Foi uma derrota que ultrapassou um nome e atingiu em cheio um método de poder.
O Senado decidiu barrar Jorge Messias, advogado-geral da União e indicado de Lula para a vaga deixada por Luís Roberto Barroso no Supremo Tribunal Federal.
O placar foi direto e difícil de relativizar: 42 votos contra a nomeação, 34 favoráveis e uma abstenção.
Para chegar ao STF, Messias precisava de 41 votos a favor.
Não conseguiu.
E mais do que isso: nem sequer obteve o apoio da maioria dos senadores presentes.
O que esse resultado realmente significa?
À primeira vista, trata-se apenas da rejeição de um indicado ao Supremo.
Mas, olhando com mais atenção, o episódio expõe algo maior: a resistência do Senado a uma indicação vista por críticos como mais um passo de Lula para ampliar sua influência sobre a Corte.
A mensagem política, nesse contexto, foi clara.
Há um limite para a tentativa de transformar o STF em extensão do governo.
O sinal de alerta já havia aparecido antes da votação em plenário.
Na Comissão de Constituição e Justiça, após a sabatina, Jorge Messias passou com margem apertada: 16 votos a 11. O número chamou atenção porque ficou abaixo do desempenho de outros indicados de Lula no atual mandato.
Cristiano Zanin havia recebido 21 votos favoráveis.
Flávio Dino, 17. Messias avançou por pouco, apenas dois votos acima do mínimo necessário.
Por que isso importava tanto?
Porque a votação na CCJ já indicava fragilidade política.
E havia outro detalhe que aumentou a tensão em torno do caso: segundo o conteúdo enviado, manobras do governo e de aliados, com troca de membros da comissão na véspera da sabatina, podem ter sido decisivas para que o nome sequer passasse da primeira etapa.
Ou seja, a dificuldade não surgiu no plenário.
Ela já estava instalada desde antes.
Ainda assim, o petismo e seus aliados demonstravam confiança.
Havia clima de otimismo entre apoiadores da indicação.
Mas o plenário mostrou outra realidade.
O voto secreto abriu espaço para uma reação que não apareceu com a mesma nitidez nos discursos públicos.

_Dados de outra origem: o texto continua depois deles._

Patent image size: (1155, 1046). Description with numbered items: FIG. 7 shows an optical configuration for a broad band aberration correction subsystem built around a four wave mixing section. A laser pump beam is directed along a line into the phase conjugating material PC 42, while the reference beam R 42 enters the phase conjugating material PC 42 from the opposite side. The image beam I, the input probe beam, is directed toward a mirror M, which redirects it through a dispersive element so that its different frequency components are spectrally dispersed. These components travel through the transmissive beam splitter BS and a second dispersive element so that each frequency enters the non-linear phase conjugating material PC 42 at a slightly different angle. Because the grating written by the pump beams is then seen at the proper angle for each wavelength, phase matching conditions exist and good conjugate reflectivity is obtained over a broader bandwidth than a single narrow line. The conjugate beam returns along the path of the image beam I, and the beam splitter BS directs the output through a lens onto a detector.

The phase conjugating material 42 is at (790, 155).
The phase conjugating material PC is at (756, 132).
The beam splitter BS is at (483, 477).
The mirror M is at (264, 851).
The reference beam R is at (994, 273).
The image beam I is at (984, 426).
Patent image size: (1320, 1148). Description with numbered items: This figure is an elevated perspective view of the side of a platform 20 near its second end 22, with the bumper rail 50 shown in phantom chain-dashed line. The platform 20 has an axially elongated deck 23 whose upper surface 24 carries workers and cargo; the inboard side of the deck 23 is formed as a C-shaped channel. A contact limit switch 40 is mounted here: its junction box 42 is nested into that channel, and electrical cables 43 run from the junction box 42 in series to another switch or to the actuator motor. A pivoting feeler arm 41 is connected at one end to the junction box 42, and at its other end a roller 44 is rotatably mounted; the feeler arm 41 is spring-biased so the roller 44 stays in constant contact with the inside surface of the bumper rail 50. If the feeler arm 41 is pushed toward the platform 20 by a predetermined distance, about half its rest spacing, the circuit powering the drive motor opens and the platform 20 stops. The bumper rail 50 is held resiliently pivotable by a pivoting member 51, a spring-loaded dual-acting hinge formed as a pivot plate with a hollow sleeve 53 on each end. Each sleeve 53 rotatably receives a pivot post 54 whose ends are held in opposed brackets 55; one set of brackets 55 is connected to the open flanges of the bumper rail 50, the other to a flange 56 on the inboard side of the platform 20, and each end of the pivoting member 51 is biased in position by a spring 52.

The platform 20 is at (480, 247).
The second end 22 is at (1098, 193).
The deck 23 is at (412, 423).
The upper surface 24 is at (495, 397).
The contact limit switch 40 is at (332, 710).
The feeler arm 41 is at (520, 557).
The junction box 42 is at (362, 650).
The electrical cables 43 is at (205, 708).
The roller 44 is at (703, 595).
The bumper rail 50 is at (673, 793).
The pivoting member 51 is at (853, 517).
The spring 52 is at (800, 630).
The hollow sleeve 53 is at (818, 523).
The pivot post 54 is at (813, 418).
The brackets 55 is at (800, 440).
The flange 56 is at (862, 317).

E esse ponto ajuda a explicar a virada.
Senadores que, sob pressão política, poderiam hesitar diante do governo, tiveram liberdade para se posicionar sem exposição imediata.
No meio desse processo, um elemento chamou atenção.
Jorge Messias buscou apoio da bancada evangélica, citando a Bíblia e afirmando ser contra o aborto.
Funcionou?
O texto enviado destaca uma contradição que pesou nesse esforço: ele não conseguiu se desvincular do parecer favorável à permissão da assistolia fetal, descrita no conteúdo como prática bárbara.
Para parte dos senadores, especialmente os mais sensíveis a esse tema, isso pode ter enfraquecido a tentativa de aproximação.
Mas a rejeição não foi atribuída apenas à articulação interna do Senado.
O texto também aponta mobilização de brasileiros que entraram em contato com parlamentares e de grupos que atuaram para expor o que consideravam os riscos da nomeação.
Houve, portanto, pressão de fora para dentro.
E esse movimento, somado ao desgaste político do nome, ajudou a consolidar o desfecho.
A questão central, porém, aparece perto do fim dessa história.
O que foi rejeitado não foi só Jorge Messias.
Foi a ideia de que o governo pode preencher o Supremo com aliados sem enfrentar resistência real.
Num momento em que o STF é alvo de críticas por abusos, superpoderes e afrontas às liberdades individuais, a decisão do Senado reacende, para os críticos da Corte e do governo Lula, a esperança de um contrapeso institucional.
Essa esperança é nova?
Em parte, sim.
O texto sustenta que muitos brasileiros já haviam se resignado a esperar até 2027, ou até desistido de vez, de ver o Senado reagir ao avanço do Supremo sobre outras esferas de poder.
A votação desta quarta-feira muda esse ambiente porque mostra disposição para impor freios.
E o que vem agora?
Se o Senado aprendeu a fechar a porta de entrada do Supremo, precisará mostrar se também sabe agir diante de ministros que, segundo os críticos, já não têm condições de permanecer na Corte.
A rejeição de Messias, nesse sentido, não encerra uma crise.
Apenas abre uma nova fase.
No fim, o recado foi maior que o placar.
Lula sofreu uma derrota importante.
O STF recebeu um aviso.
E o Senado, ao menos desta vez, lembrou ao país que ainda pode exercer o papel que a Constituição lhe reserva.